Some call it the "forgotten war." Those who served, and their families, haven't forgotten.

So the publication of "Wisconsin Korean War Stories: Veterans Tell Their Stories from the Forgotten War" by Sarah A. Larsen and Jennifer M. Miller (Wisconsin Historical Society Press: $24.95) is a welcome addition to state lore.

Among those stories are those told by Darrell Krenz, Madison, who served with the 24th Infantry Division of the Army and who was captured by the North Koreans.

"They immediately took our shoes off and our shirts and then stripped our pockets and took our money. I made the mistake of having a South Korean flag in my pocket. That really ticked the North Korean guard off. He put his burp gun to my head and was ready to pull the trigger. I could almost see it. I said good-bye to my family and my little sister."

He, obviously, did not die. But stories like that remind us of how much we owe those who fight in our name. Krenz later writes about returning home and dreaming about captivity: "I wake up sometimes at night just hitting the wall."

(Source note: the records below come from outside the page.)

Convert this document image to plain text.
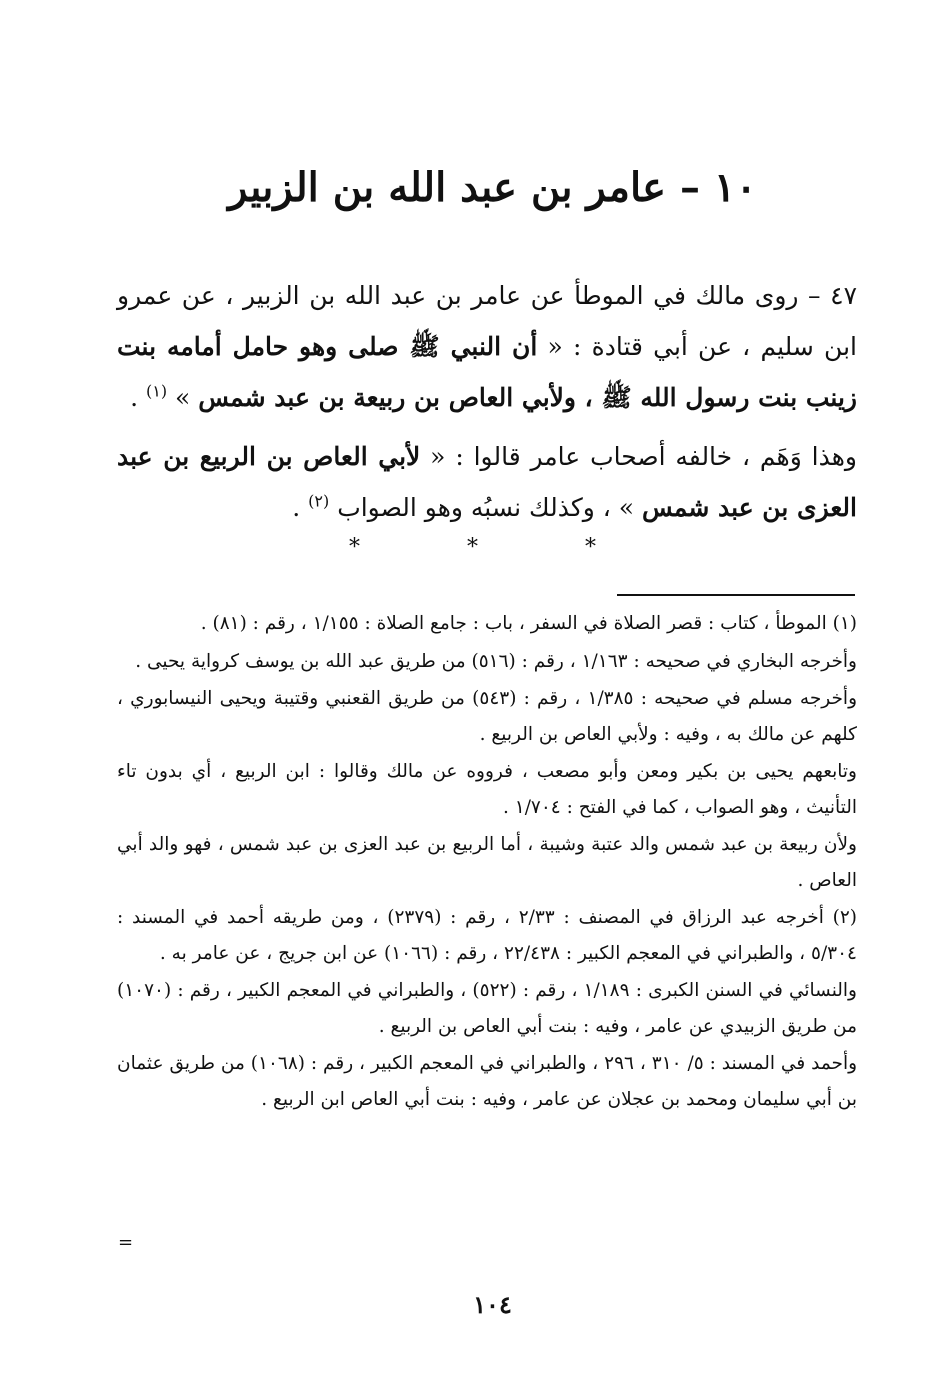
١٠ – عامر بن عبد الله بن الزبير

٤٧ – روى مالك في الموطأ عن عامر بن عبد الله بن الزبير ، عن عمرو ابن سليم ، عن أبي قتادة : « أن النبي ﷺ صلى وهو حامل أمامه بنت زينب بنت رسول الله ﷺ ، ولأبي العاص بن ربيعة بن عبد شمس » $^{(١)}$ .

وهذا وَهَم ، خالفه أصحاب عامر قالوا : « لأبي العاص بن الربيع بن عبد العزى بن عبد شمس » ، وكذلك نسبُه وهو الصواب $^{(٢)}$ .

* * *

(١) الموطأ ، كتاب : قصر الصلاة في السفر ، باب : جامع الصلاة : ١/١٥٥ ، رقم : (٨١) .

وأخرجه البخاري في صحيحه : ١/١٦٣ ، رقم : (٥١٦) من طريق عبد الله بن يوسف كرواية يحيى .

وأخرجه مسلم في صحيحه : ١/٣٨٥ ، رقم : (٥٤٣) من طريق القعنبي وقتيبة ويحيى النيسابوري ، كلهم عن مالك به ، وفيه : ولأبي العاص بن الربيع .

وتابعهم يحيى بن بكير ومعن وأبو مصعب ، فرووه عن مالك وقالوا : ابن الربيع ، أي بدون تاء التأنيث ، وهو الصواب ، كما في الفتح : ١/٧٠٤ .

ولأن ربيعة بن عبد شمس والد عتبة وشيبة ، أما الربيع بن عبد العزى بن عبد شمس ، فهو والد أبي العاص .

(٢) أخرجه عبد الرزاق في المصنف : ٢/٣٣ ، رقم : (٢٣٧٩) ، ومن طريقه أحمد في المسند : ٥/٣٠٤ ، والطبراني في المعجم الكبير : ٢٢/٤٣٨ ، رقم : (١٠٦٦) عن ابن جريج ، عن عامر به .

والنسائي في السنن الكبرى : ١/١٨٩ ، رقم : (٥٢٢) ، والطبراني في المعجم الكبير ، رقم : (١٠٧٠) من طريق الزبيدي عن عامر ، وفيه : بنت أبي العاص بن الربيع .

وأحمد في المسند : ٥/ ٣١٠ ، ٢٩٦ ، والطبراني في المعجم الكبير ، رقم : (١٠٦٨) من طريق عثمان بن أبي سليمان ومحمد بن عجلان عن عامر ، وفيه : بنت أبي العاص ابن الربيع .

=
١٠٤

Ray Hendrikse, Monona, writes about being part of a force of 22 tanks, all but three of which were destroyed by antitank mines.

Madison's Robert Kimbrough, an emeritus UW-Madison English professor, joined the Marine Corps to "prove myself a man by fighting for my country and for the United Nations."

He was hit three times and felled by a concussion grenade but kept going back to his unit. In the end, the experience soured him on war as a vehicle for change.

"Our war was a phony thing but people got killed and wounded,'' he says. "One of my sergeants got his arm blown off when we were out on patrol one night. I had a kid whose legs got knocked off and, of course, people died. War is not the way to settle anything internationally. It's a crude way of getting your own way."